11Cette problématique des savoirs intermédiaires permet de caractériser les rapports des entreprises avec l’innovation :
- des entreprises peuvent être des freins ou des moteurs de l’innovation selon la façon dont elles gèrent ces savoirs intermédiaires ;
- le lancement réussi d’une innovation dépend de l’identification et de la coordination réussie de ces savoirs intermédiaires ;
- ces savoirs intermédiaires permettent de comprendre les relations entre les entreprises et les grappes d’innovation, les raisons de la survie ou de la mort de certaines entreprises ou encore la distinction entre innovation radicale et innovation incrémentale.
12On illustre ici le constat fait par Dominique Wolton qu’il n’y a pas de communication sans incommunication puisque la communication mêle de manière inextricable, valeurs et intérêts, idéaux et idéologies. « Toute l’ambiguïté du triomphe de la communication vient de là : le sens idéal, échanger, partager et se comprendre a été récupéré et pillé par la communication technique puis par la communication fonctionnelle. » (Wolton, 1997, p. 34). Sans préjuger d’une quelconque volonté utilitariste de la communication, force est de constater qu’il y a distorsion entre le fait, sa transmission et son appropriation par un utilisateur.
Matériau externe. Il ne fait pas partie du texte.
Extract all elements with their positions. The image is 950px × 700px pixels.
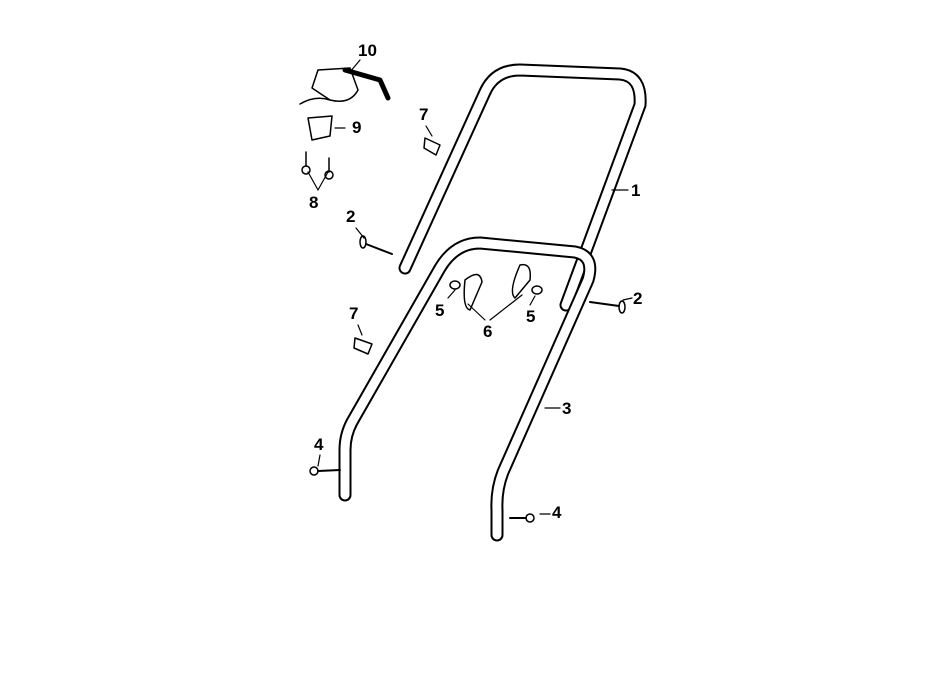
callout-8: 8 <box>309 193 319 212</box>
callout-10: 10 <box>358 41 377 60</box>
callout-6: 6 <box>483 322 493 341</box>
callout-5-left: 5 <box>435 301 445 320</box>
callout-7-lower: 7 <box>349 304 359 323</box>
callout-1: 1 <box>631 181 641 200</box>
callout-9: 9 <box>352 118 362 137</box>
callout-2-right: 2 <box>633 289 643 308</box>
lower-handle-outline <box>338 236 597 542</box>
callout-2-left: 2 <box>346 207 356 226</box>
callout-5-right: 5 <box>526 307 536 326</box>
callout-7-upper: 7 <box>419 105 429 124</box>
callout-4-right: 4 <box>552 503 562 522</box>
callout-3: 3 <box>562 399 572 418</box>
clip-part <box>307 115 333 141</box>
callout-4-left: 4 <box>314 435 324 454</box>
lower-handle-inner <box>340 238 595 540</box>
upper-handle-inner <box>400 65 645 310</box>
13Travailler sur l’innovation nécessite donc de parcourir cette chaîne qui transforme de l’information en connaissances par un processus complexe de communication. Dans une perspective communicationnelle, cela signifie que la mise à jour de ce feuilletage nécessite de percevoir, pour une situation donnée, les différentes définitions en coprésence. Du point de vue du monde de l’entreprise, la mise sur le marché d’une technologie est un travail d’identification et de mobilisation des connaissances accessibles. La création d’usages non définis à l’origine est une des caractéristiques d’une innovation réussie (Perriault, 1989). Raisonner en termes de savoirs intermédiaires ou d’action permet d’éclairer cette création d’usages en la posant comme le prolongement de connaissances mobilisées par un utilisateur dans un nouveau contexte.